Hungary welcomed these machinations, for it was in open rebellion against Joseph’s edicts of conscription, taxation, language change, and religious reform. In 1786 Emerich Malongei called upon the Hungarians to elect their own king. In 1788 Remigius Franyó organized a plot to make Frederick William king of Hungary; Counts Esterházy and Károlyi betrayed the plot to the Emperor, and Franyó was sentenced to sixty years’ imprisonment. In 1789 the Hungarian Estates appealed to Prussia to free Hungary from Austria. When news of the French Revolution reached Hungary the country rang with cries for independence. Joseph, who felt death in his veins, had no more strength to maintain his stand. His brother Leopold urged him to yield. In January, 1790, he announced:
We have decided to restore the administration of the Kingdom [of Hungary] … to the status of 1780. … We instituted [the reforms] out of zeal for the common good, and in the hope that you, taught by experience, would find them pleasing. Now we have convinced ourselves that you prefer the old order. … But it is our will that our Edict of Toleration, … as well as that concerning the serfs, their treatment and their relation to the seigneurs, remain in force.80
In February the crown of St. Stephen was carried back to Buda, and was acclaimed with public rejoicing at every stop on the way. The revolt died down.

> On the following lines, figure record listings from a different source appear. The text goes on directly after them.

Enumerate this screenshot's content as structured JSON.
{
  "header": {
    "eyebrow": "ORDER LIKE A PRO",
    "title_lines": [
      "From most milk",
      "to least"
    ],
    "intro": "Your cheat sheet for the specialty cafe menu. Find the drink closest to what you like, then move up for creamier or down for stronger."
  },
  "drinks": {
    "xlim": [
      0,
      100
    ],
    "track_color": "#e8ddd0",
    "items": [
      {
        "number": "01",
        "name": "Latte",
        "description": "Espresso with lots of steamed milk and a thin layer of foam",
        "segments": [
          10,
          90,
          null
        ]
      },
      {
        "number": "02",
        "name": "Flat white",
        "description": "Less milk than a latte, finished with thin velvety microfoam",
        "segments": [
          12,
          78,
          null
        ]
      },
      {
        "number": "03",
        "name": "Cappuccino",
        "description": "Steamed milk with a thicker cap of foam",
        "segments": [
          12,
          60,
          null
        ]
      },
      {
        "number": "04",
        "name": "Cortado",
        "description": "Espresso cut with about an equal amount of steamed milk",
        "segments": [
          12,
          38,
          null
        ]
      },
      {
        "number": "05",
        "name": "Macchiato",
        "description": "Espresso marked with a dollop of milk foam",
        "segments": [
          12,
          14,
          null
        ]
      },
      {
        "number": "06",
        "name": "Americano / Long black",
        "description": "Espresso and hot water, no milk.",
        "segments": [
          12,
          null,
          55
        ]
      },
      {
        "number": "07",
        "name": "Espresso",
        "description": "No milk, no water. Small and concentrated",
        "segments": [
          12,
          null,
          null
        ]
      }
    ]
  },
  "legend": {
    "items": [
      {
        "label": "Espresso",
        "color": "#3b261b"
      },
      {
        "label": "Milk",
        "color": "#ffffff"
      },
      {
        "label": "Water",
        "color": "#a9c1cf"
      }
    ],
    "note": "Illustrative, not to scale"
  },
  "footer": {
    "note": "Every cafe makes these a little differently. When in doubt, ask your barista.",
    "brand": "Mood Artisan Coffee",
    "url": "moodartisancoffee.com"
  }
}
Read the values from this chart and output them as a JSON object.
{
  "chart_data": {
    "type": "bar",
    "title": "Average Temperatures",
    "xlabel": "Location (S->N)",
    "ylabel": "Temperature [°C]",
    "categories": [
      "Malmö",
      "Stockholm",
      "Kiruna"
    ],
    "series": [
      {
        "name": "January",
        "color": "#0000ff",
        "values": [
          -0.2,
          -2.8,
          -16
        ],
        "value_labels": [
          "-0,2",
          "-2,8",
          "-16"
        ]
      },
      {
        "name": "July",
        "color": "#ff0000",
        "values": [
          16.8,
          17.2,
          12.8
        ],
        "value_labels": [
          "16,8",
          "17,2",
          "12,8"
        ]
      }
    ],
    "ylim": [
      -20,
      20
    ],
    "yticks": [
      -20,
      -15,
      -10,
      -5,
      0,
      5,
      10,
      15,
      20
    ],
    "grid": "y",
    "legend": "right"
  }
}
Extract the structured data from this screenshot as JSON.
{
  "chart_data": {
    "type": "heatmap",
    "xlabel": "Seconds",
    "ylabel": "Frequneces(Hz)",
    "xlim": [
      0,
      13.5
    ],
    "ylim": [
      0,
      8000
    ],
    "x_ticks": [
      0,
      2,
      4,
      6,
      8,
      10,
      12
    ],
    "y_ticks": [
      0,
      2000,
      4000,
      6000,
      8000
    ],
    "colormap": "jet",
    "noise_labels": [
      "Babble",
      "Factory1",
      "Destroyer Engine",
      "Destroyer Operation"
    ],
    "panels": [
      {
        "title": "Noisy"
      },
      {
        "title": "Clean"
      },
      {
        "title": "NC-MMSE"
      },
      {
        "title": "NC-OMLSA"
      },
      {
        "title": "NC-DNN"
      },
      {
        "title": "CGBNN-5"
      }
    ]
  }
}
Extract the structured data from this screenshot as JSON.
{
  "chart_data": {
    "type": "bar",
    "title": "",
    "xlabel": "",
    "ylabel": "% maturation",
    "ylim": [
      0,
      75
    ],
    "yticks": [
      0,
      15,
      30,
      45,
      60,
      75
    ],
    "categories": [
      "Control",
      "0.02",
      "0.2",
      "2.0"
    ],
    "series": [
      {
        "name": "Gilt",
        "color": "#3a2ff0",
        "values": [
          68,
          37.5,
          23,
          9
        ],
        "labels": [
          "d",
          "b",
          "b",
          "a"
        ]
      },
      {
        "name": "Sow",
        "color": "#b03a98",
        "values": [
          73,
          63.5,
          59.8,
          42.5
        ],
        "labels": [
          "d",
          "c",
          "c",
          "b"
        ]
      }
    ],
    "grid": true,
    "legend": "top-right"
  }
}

The revolt in the Austrian Netherlands went full course, for there it felt the heat of the revolutionary movement in neighboring France. Joseph refused to confirm the promise his sister had given to the Estates of Brabant that the reforms they resented would be annulled; he ordered their enforcement, and bade his soldiers fire upon any crowds resisting them. It was so done; six rioters were killed in Brussels (January 22, 1788), an unknown number in Antwerp and Louvain. A Brussels lawyer, Henri van den Noot, summoned the people to arm themselves and enroll as volunteers in an army of independence. The appeal was actively supported by the clergy; an anomalous inspiration was added by news that the Bastille had fallen; soon ten thousand “Patriots,” ably led, were in the field. On October 24 a manifesto of “the Brabantine people” announced the deposition of Joseph II as their ruler. On October 26 a force of Patriots defeated the Austrian soldiery. Town after town was occupied by the insurgents. On January 11, 1790, the seven provinces declared their independence, and proclaimed the Republic of the United States of Belgium, taking the name of the Belgic tribes that had troubled Caesar eighteen centuries before. England, Holland, and Prussia were happy to recognize the new government. Joseph appealed to France for help, but France herself was busy deposing her King. All the old world that Joseph had known seemed to be falling apart. And death was calling him.